Any transition to a novel functional additive brings risk of process ripple effects. Based on direct feedback, we tackled common hurdles head-on. Cold temperature processability sometimes faltered with generic glyceryl esters, especially in blowing agent-rich plastisols. Through on-site process evaluations, we developed alternate dosing sequences to bring melt points in line, and modified purification steps to hold color stability even at low dosages.
Turning to compliance, larger producers in regulated end-use sectors voiced concern about batch-to-batch variation. Our dedicated analytics facility provides full certificates with every shipment, including analytical charts for each key functional group. Years of experience taught us that processors need more than a simple invoice—they look for real chemistry data to defend their formulations against evolving legal or customer audits.
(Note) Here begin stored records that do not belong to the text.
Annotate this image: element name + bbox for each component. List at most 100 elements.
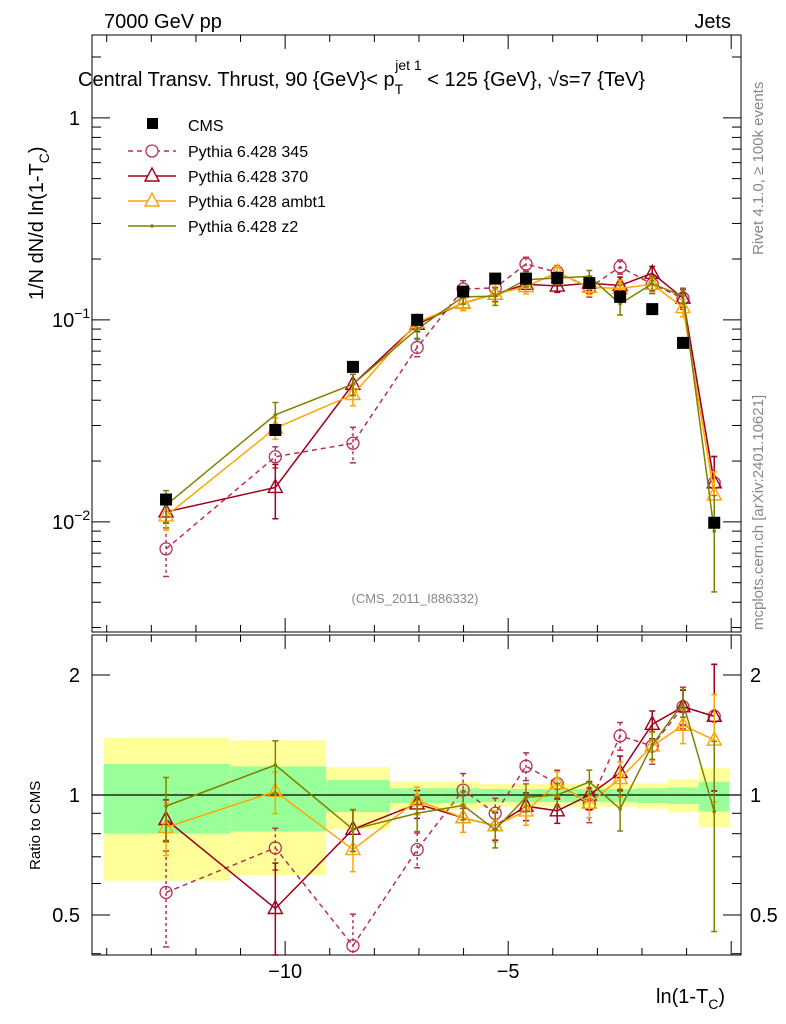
ratio-point-3 [164, 804, 168, 808]
ratio-point-3 [618, 807, 622, 811]
y-tick-exponent: −2 [74, 507, 90, 523]
ratio-point-2 [267, 781, 284, 798]
legend-label: Pythia 6.428 z2 [188, 219, 298, 236]
x-tick-label: −5 [497, 961, 520, 983]
legend-cms-label: CMS [188, 118, 224, 135]
ratio-point-3 [415, 811, 419, 816]
y-axis-label: 1/N dN/d ln(1-TC) [26, 146, 52, 300]
y-tick-label: 10−2 [52, 507, 90, 534]
main-panel-frame [91, 34, 742, 633]
main-series-line-2 [165, 271, 715, 517]
ratio-y-tick-label-left: 1 [69, 785, 80, 807]
header-right: Jets [694, 11, 731, 33]
ratio-point-2 [454, 808, 472, 824]
y-tick-base: 10 [52, 310, 74, 332]
main-point-0 [410, 340, 424, 355]
cms-data-point [614, 290, 627, 303]
y-tick-label: 1 [69, 108, 80, 130]
ratio-y-label: Ratio to CMS [27, 781, 44, 870]
ratio-point-3 [273, 763, 278, 767]
cms-data-point [520, 272, 533, 285]
cms-data-point [583, 277, 596, 290]
ratio-point-0 [159, 885, 173, 900]
ratio-point-0 [410, 842, 424, 857]
ratio-y-tick-label-left: 2 [69, 665, 80, 687]
ratio-point-2 [344, 840, 362, 856]
y-tick-base: 10 [52, 512, 74, 534]
legend-label: Pythia 6.428 370 [188, 169, 308, 186]
ratio-point-3 [555, 793, 560, 797]
ratio-point-3 [351, 827, 355, 832]
mcplots-label: mcplots.cern.ch [arXiv:2401.10621] [750, 395, 767, 630]
main-point-3 [681, 294, 685, 298]
main-point-3 [493, 294, 498, 298]
main-point-2 [517, 277, 535, 293]
legend-triangle-marker [143, 166, 161, 182]
ratio-point-3 [524, 795, 528, 800]
main-point-0 [268, 450, 282, 464]
ratio-point-2 [517, 801, 535, 817]
legend-circle-marker [145, 144, 159, 158]
ratio-point-3 [712, 809, 717, 814]
header-left: 7000 GeV pp [104, 11, 222, 33]
legend-label: Pythia 6.428 345 [188, 144, 308, 161]
main-point-3 [415, 327, 419, 331]
cms-data-point [346, 360, 359, 373]
ratio-point-0 [519, 759, 533, 773]
ratio-point-0 [268, 841, 282, 855]
main-series-line-1 [165, 272, 715, 513]
cms-data-point [551, 272, 564, 285]
main-point-1 [267, 477, 284, 494]
cms-data-point [269, 423, 282, 436]
cms-data-point [646, 303, 659, 316]
ratio-y-tick-label-right: 1 [750, 785, 761, 807]
legend-dot-marker [150, 224, 154, 228]
ratio-point-0 [613, 729, 627, 743]
ratio-point-2 [581, 793, 598, 809]
band-green [667, 787, 699, 804]
legend-triangle-marker [143, 191, 161, 207]
main-point-3 [273, 412, 278, 417]
cms-data-point [457, 285, 470, 298]
ratio-point-1 [549, 801, 566, 817]
ratio-point-3 [681, 701, 685, 705]
ratio-point-3 [587, 780, 592, 784]
legend-cms-marker [147, 118, 158, 129]
rivet-version-label: Rivet 4.1.0, ≥ 100k events [750, 82, 767, 255]
main-point-3 [712, 529, 717, 533]
ratio-y-tick-label-left: 0.5 [52, 905, 80, 927]
main-series-line-0 [165, 263, 715, 550]
ratio-point-3 [493, 827, 498, 832]
ratio-y-tick-label-right: 0.5 [750, 905, 778, 927]
ratio-point-2 [674, 715, 692, 732]
y-tick-label: 10−1 [52, 305, 90, 332]
main-point-3 [351, 382, 355, 387]
main-point-0 [346, 436, 360, 450]
tick-labels: 110−110−22 21 10.5 0.5−10 −5 [52, 108, 778, 983]
main-point-2 [454, 293, 472, 309]
axis-ticks [92, 35, 741, 955]
x-tick-label: −10 [268, 961, 302, 983]
main-point-0 [159, 542, 173, 556]
cms-data-point [411, 313, 424, 326]
ratio-point-0 [346, 939, 360, 953]
ratio-point-3 [461, 803, 465, 808]
main-point-1 [549, 276, 566, 292]
cms-data-point [489, 272, 502, 285]
y-tick-exponent: −1 [74, 305, 90, 321]
band-green [103, 764, 231, 834]
plot-title: Central Transv. Thrust, 90 {GeV}< pTjet … [78, 57, 645, 97]
legend-label: Pythia 6.428 ambt1 [188, 194, 326, 211]
ratio-point-2 [611, 769, 629, 785]
analysis-tag: (CMS_2011_I886332) [352, 591, 479, 606]
legend: CMS Pythia 6.428 345 Pythia 6.428 370 Pythi… [128, 118, 326, 236]
main-point-0 [613, 260, 627, 274]
ratio-y-tick-label-right: 2 [750, 665, 761, 687]
band-green [230, 766, 327, 832]
main-point-0 [519, 257, 533, 271]
main-point-2 [674, 298, 692, 314]
cms-data-point [677, 336, 690, 349]
ratio-uncertainty-bands [103, 738, 730, 881]
cms-data-point [160, 493, 173, 506]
Some of our most valued insights come from companies running fast, high-shear compounding operations. They suffered with legacy additives that contributed to build-up, die splay, or lubrication loss. Deploying Di(Monoepoxyoleate,Monoacetate)Glyceryl Adipate reduced these effect—no unexplained die fouling or rapid viscosity drift. Hands-on trials exposed benefits hard to see in paperwork or standard datasheets: granule appearance improved, color masterbatches incorporated smoothly, and the number of batch reworks dropped.
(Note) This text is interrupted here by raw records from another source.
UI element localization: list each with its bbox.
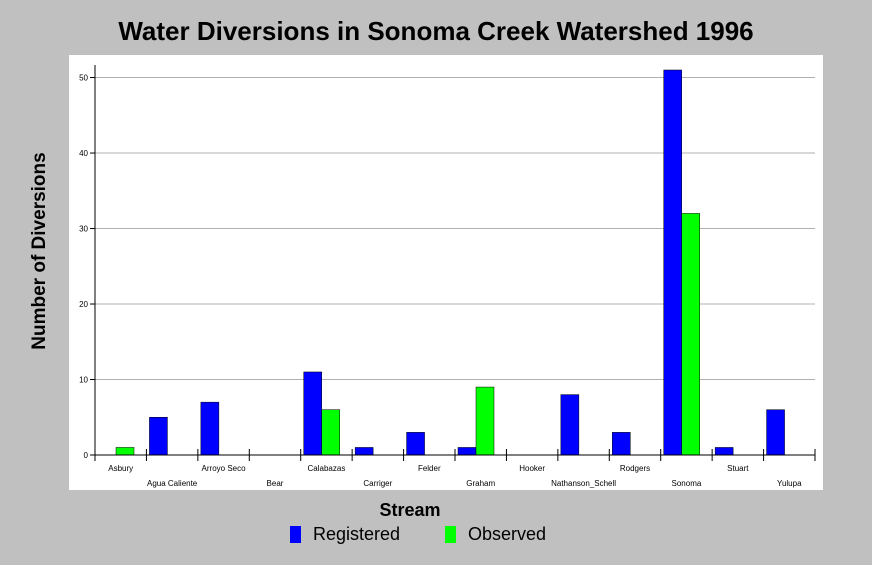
bar-registered-nathanson-schell [560,394,580,456]
x-tick-label: Stuart [727,464,749,473]
bar-observed-calabazas [321,409,340,456]
bar-registered-agua-caliente [149,417,168,456]
x-tick-label: Carriger [363,479,392,488]
x-tick-label: Agua Caliente [147,479,198,488]
y-tick-label: 50 [79,74,88,83]
legend-label-registered: Registered [313,523,401,544]
bar-observed-graham [475,386,495,456]
x-tick-label: Asbury [108,464,133,473]
x-tick-label: Sonoma [672,479,702,488]
y-tick-label: 20 [79,300,88,309]
chart-svg: 0 10 20 30 40 50 Asbury Agua Caliente Arroyo Sec… [79,65,816,488]
bar-registered-arroyo-seco [200,401,220,456]
bar-registered-calabazas [303,371,322,456]
legend-label-observed: Observed [468,523,547,544]
bar-observed-asbury [115,447,135,456]
bar-registered-rodgers [612,432,631,456]
x-tick-label: Bear [267,479,284,488]
bar-observed-sonoma [681,213,700,456]
bar-registered-carriger [354,447,374,456]
bar-registered-felder [406,432,425,456]
x-tick-label: Arroyo Seco [202,464,247,473]
x-tick-label: Felder [418,464,441,473]
legend-swatch-observed [445,525,456,543]
y-tick-label: 30 [79,225,88,234]
x-axis-label: Stream [379,500,441,520]
bar-registered-stuart [714,447,734,456]
y-axis-label: Number of Diversions [29,152,50,350]
bar-registered-yulupa [766,409,785,456]
chart-title: Water Diversions in Sonoma Creek Watersh… [118,16,754,46]
x-tick-label: Hooker [519,464,545,473]
legend-swatch-registered [290,525,301,543]
x-tick-label: Rodgers [620,464,650,473]
x-tick-label: Calabazas [308,464,346,473]
x-tick-label: Graham [466,479,495,488]
y-tick-label: 0 [84,451,89,460]
y-tick-label: 10 [79,376,88,385]
legend-item-registered: Registered [290,524,400,544]
legend-item-observed: Observed [445,524,546,544]
x-tick-label: Nathanson_Schell [551,479,616,488]
y-tick-label: 40 [79,149,88,158]
plot-area: 0 10 20 30 40 50 Asbury Agua Caliente Arroyo Sec… [69,55,823,490]
bar-registered-sonoma [663,69,682,456]
bar-registered-graham [457,447,477,456]
x-tick-label: Yulupa [777,479,802,488]
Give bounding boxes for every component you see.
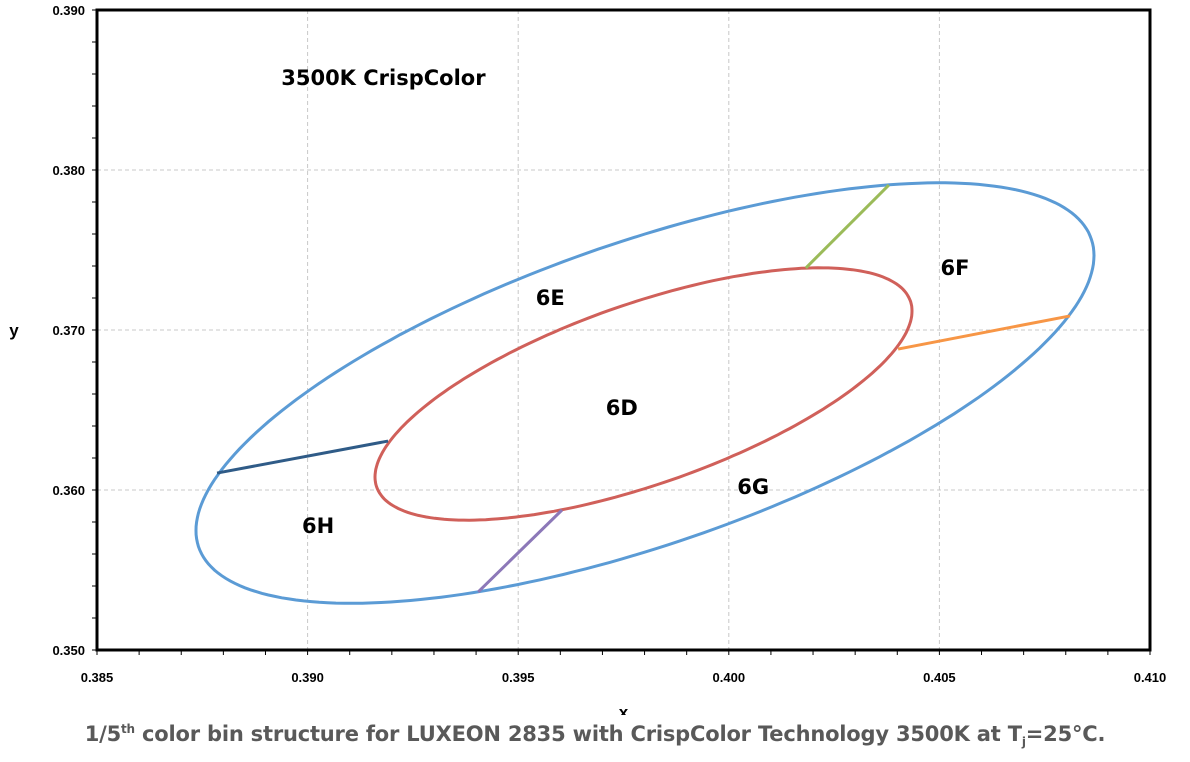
divider-6H-6G [477,508,564,593]
bin-label-6E: 6E [536,286,565,310]
y-tick-label: 0.370 [52,323,85,338]
x-tick-label: 0.390 [291,670,324,685]
bin-label-6H: 6H [302,514,334,538]
bin-label-6D: 6D [606,396,638,420]
bin-label-6G: 6G [737,475,769,499]
x-tick-label: 0.385 [81,670,114,685]
chromaticity-chart: 0.385 0.390 0.395 0.400 0.405 0.410 0.350 0.360… [9,3,1167,715]
y-tick-label: 0.350 [52,643,85,658]
y-tick-label: 0.360 [52,483,85,498]
outer-bin-ellipse [194,181,1096,605]
y-tick-label: 0.380 [52,163,85,178]
figure-caption: 1/5th color bin structure for LUXEON 283… [0,722,1190,749]
y-tick-label: 0.390 [52,3,85,18]
caption-suffix: =25°C. [1025,722,1106,746]
x-tick-label: 0.395 [502,670,535,685]
x-tick-label: 0.405 [923,670,956,685]
bin-label-6F: 6F [941,256,970,280]
caption-main: color bin structure for LUXEON 2835 with… [134,722,1022,746]
x-tick-label: 0.400 [713,670,746,685]
divider-6E-6H [216,439,389,475]
caption-superscript: th [121,722,135,736]
x-axis-label: x [619,703,629,715]
divider-6F-6G [897,314,1071,351]
x-tick-label: 0.410 [1134,670,1167,685]
plot-frame [95,8,1152,652]
chart-title: 3500K CrispColor [281,66,486,90]
y-axis-label: y [9,321,19,340]
caption-subscript: j [1021,735,1026,750]
caption-prefix: 1/5 [84,722,122,746]
divider-6E-6F [804,183,890,269]
inner-bin-6D-ellipse [373,266,914,522]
Direct benchtop testing and full production campaigns validated the improved compatibility with both fossil-based and biopolymer matrices. Users in the cable insulation market returned reports of lower shrink-back after extrusion and consistent DIN abrasion values during long aging cycles—a clear sign the additive stays put, ensuring product lifetime matches warranty claims.
Chemistry is only as reliable as its supply chain and transparency. We commit to full traceability from feedstock to shipping drum—this transparency reassures multinational manufacturers responding to trace substance disclosures and toxicologist queries. As processors in food packaging, automotive interiors, or health care ask tougher questions about the substances in their goods, we consistently provide the data and cooperative attitude needed to clear hurdles quickly.
By monitoring regulations worldwide and regularly updating our compliance statements, we support industry shifts toward safer, cleaner manufacturing. The regulatory teams appreciate not having their compliance slowed down by incomplete documentation or ambiguity about additive residues. This protects downstream products from recall risk and positions us as a problem solver, not just a component vendor.
Our practice is to keep open lines with every user, from regional processors to global resin integrators. Real-world feedback shapes our next refinements. A prime example involves surfactant compatibility—historically, some glyceryl derivatives clashed with waterborne dispersions or pigment wetting agents. We responded by dialing the acetylation degree to cut unwanted phase separation, improving shelf life in finished coatings. Public and internal studies continue to influence minor formulation tweaks, always based on tangible improvements verified by cross-plant trials.
From the lab to the production floor, the story of Di(Monoepoxyoleate,Monoacetate)Glyceryl Adipate is written in the outcomes we see for people who put it to the test. We stand ready to support users seeking a modern, proven answer to demanding polymer challenge—always with integrity, technical expertise, and a readiness to adapt as the industry keeps moving forward.